In Case You Missed It
Our guest speaker was Karalyn Rainey, one of the original members of the Machine Knitters Guild of San Diego. She is well known as a popular machine knitting teacher at Foothills Adult Education Center.
Karalyn’s presentation began with a poll. The question was, “Do you own a knitting machine?” 73% of the members answered no, but 21% of our members do own and use knitting machines. Then there are the 7% who own knitting machines but don’t use them.
Karalyn began her presentation by showing us many examples of machine knitted items: socks and hats, bags, sweaters, hoodies, slippers, teddy bears, and sock monkeys, to name a few.
She demonstrated how to produce two machine knitted items. Her use of the overhead camera on her machine was so helpful.

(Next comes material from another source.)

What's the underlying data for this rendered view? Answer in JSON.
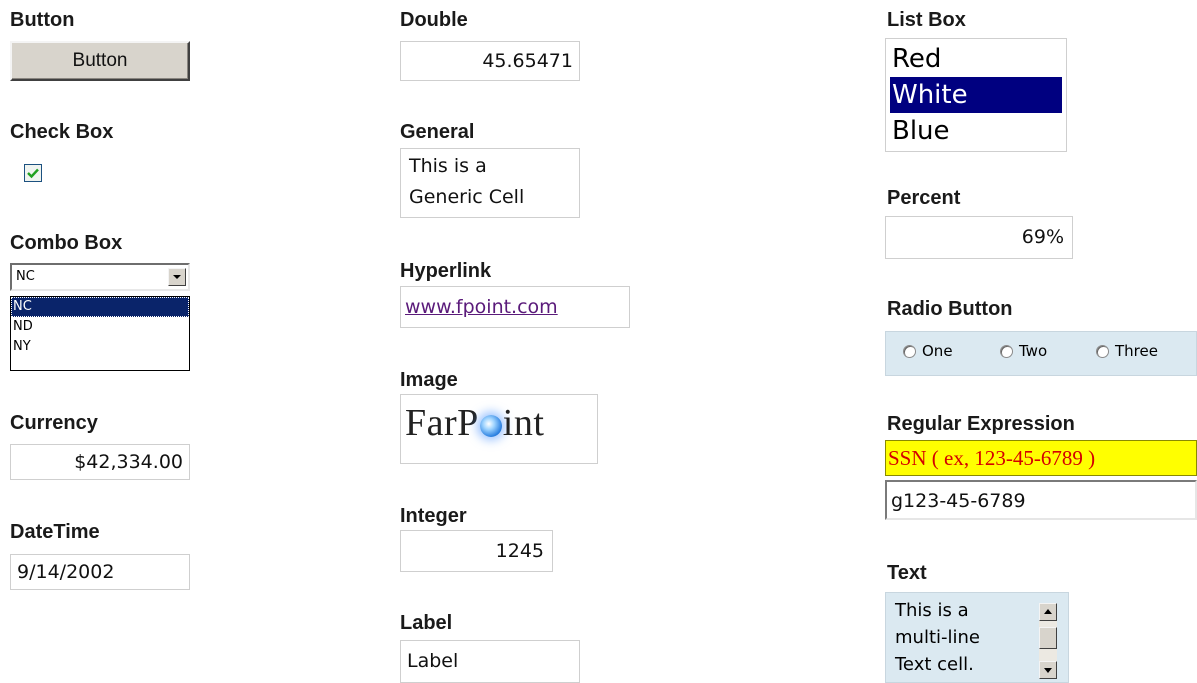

The first project was a baby sock in which she demonstrated short row increases and decreases, edge stitching and binding off. All so quick and easy and beautiful!!
The next project was a hat with a fair isle heart design. In addition to creating beautifully even fair isle stitches, she showed how her machine could read from a hole punched card to make the design. She bound off the hat with an extended hem. The only hand stitching required was to seam the hat.
Other subjects covered were:
Knitting Machines. They range in cost from $50 to $2000. They are no longer made in the U.S, but second-hand machines are available through the Machine Knitters Guild. There is a technician in San Diego who can refurbish machines. Machines are designed to work in specific weights of yarn. Karalyn’s demonstration projects used worsted weight yarns. Avid machine knitters have at least 2 and up to 20 machines.
Yarns for Knitting Machines. Cones of yarn are the most prevalent, but balls of yarn can also be used. Karalyn makes her own yarn but also uses commercial products.
Knitting Machine Stitches. Stockinette is the most common stitch, but garter stitch can be done by removing the stitches and replacing them on the needles with the purl side up.
Machine knitting is not for everyone. Some have been bothered by the noise or have encountered back strain. But the quick results of machine knitting are impressive, and it is ideal for large, felted items.
Karalyn inspired us with her dexterous demonstration, enthusiasm, and knowledge. We thank her for her presentation.